You would then do something like (a) monthly FULL backups of data, along with (b) nightly INCREMENTAL backups of data.  You can continue to use your external 2TB USB 3.0 drive as the target for these backups as well.  This way you have every piece of user data you have backed up on a daily basis, so that you as long as your data was on a hard drive somewhere by the time that night's backup was taken, you'd now have it in a form you could recover if you needed to.


You retain as many "generations" of "system image" backups or complete "monthly sets" for "data folder/file" backups as you want.

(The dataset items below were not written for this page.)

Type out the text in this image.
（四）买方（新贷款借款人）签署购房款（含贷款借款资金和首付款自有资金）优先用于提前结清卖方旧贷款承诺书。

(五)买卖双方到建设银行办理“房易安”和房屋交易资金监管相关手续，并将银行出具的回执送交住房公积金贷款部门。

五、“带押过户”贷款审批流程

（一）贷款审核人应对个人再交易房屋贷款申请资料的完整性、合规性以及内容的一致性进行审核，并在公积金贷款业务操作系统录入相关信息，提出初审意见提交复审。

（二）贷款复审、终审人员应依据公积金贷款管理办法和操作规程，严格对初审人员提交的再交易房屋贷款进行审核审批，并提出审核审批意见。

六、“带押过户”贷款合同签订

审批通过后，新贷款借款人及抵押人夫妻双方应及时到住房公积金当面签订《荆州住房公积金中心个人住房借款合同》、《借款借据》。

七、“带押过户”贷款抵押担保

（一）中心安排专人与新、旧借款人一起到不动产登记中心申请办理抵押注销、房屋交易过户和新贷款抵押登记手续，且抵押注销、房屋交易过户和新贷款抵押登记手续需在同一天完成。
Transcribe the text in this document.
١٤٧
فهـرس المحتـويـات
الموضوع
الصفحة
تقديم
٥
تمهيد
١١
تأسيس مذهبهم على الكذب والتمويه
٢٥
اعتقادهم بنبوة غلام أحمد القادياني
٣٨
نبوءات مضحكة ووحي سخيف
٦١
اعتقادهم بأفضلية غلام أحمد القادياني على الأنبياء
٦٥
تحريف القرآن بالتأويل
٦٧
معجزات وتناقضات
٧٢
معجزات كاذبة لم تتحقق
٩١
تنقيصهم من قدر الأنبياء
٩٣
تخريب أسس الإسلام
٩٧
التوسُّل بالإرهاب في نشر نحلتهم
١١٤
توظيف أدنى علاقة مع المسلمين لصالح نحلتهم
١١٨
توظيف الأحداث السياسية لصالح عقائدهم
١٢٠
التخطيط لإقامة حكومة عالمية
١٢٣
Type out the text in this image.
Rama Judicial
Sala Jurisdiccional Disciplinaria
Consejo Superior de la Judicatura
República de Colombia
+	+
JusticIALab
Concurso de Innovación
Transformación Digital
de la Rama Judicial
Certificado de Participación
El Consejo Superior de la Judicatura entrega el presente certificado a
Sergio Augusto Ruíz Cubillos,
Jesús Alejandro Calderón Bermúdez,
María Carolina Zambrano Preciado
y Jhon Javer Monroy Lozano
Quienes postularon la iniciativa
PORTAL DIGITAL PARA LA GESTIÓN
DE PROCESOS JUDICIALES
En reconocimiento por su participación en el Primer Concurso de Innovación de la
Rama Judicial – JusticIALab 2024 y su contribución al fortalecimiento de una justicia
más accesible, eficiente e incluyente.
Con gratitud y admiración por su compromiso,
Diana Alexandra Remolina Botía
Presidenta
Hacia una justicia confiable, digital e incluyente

There's lots of room on a 2TB drive for many generations of both of these, so it's just up to you as to how paranoid you want to be and/or how far back you need to be able to recover something from.


NOTE: there are alternative "data folder/file" backup software products that have different GUI presentations as well as somewhat different (and more user-friendly GUI) functionality.  I, myself, use Macrium Reflect Standard for my weekly "system image" backups, but I also use NovaStor's NovaBACKUP for my monthly/nightly "data folder/file" backups.  I just prefer NovaBACKUP, although I realize I could use Macrium Reflect Standard for the same "data folder/file" purpose.

Paper Tape
Posts: 2
Registered: ‎02-04-2015
Location: Ipswich
Views: 1,491
Message 3 of 4

Re: Lenovo Recovery Partition

Thanks for your help Smiley Happy you made my day
What's DOS?
Posts: 1
Registered: ‎06-04-2017
Location: US
Views: 597
Message 4 of 4

Re: Lenovo Recovery Partition

Well maybe.  I bought a 710 Desktop Ideacentre in January.  The Lenovo Solution Center is report that it has developed a hardware problem -- USB on the Motherboard.  The solution is to return it for repair or replacement, in my case to Best Buy,


Best Buy tells me the will replace the system.


I want to wipe it, restore it and send it back sans any of my data.  System restore is the fastest option as it will also restore the Solution Center.


I bought a SSD and cloned it, restored the original system, verified the error was still present and took it in for replacement.  I'll use the SSD to replace the internal combo drive as I am not that impressed with the combo's performance.  Since this has proven to be a questionalble platform, I will keep the orginal recovery partition just in case.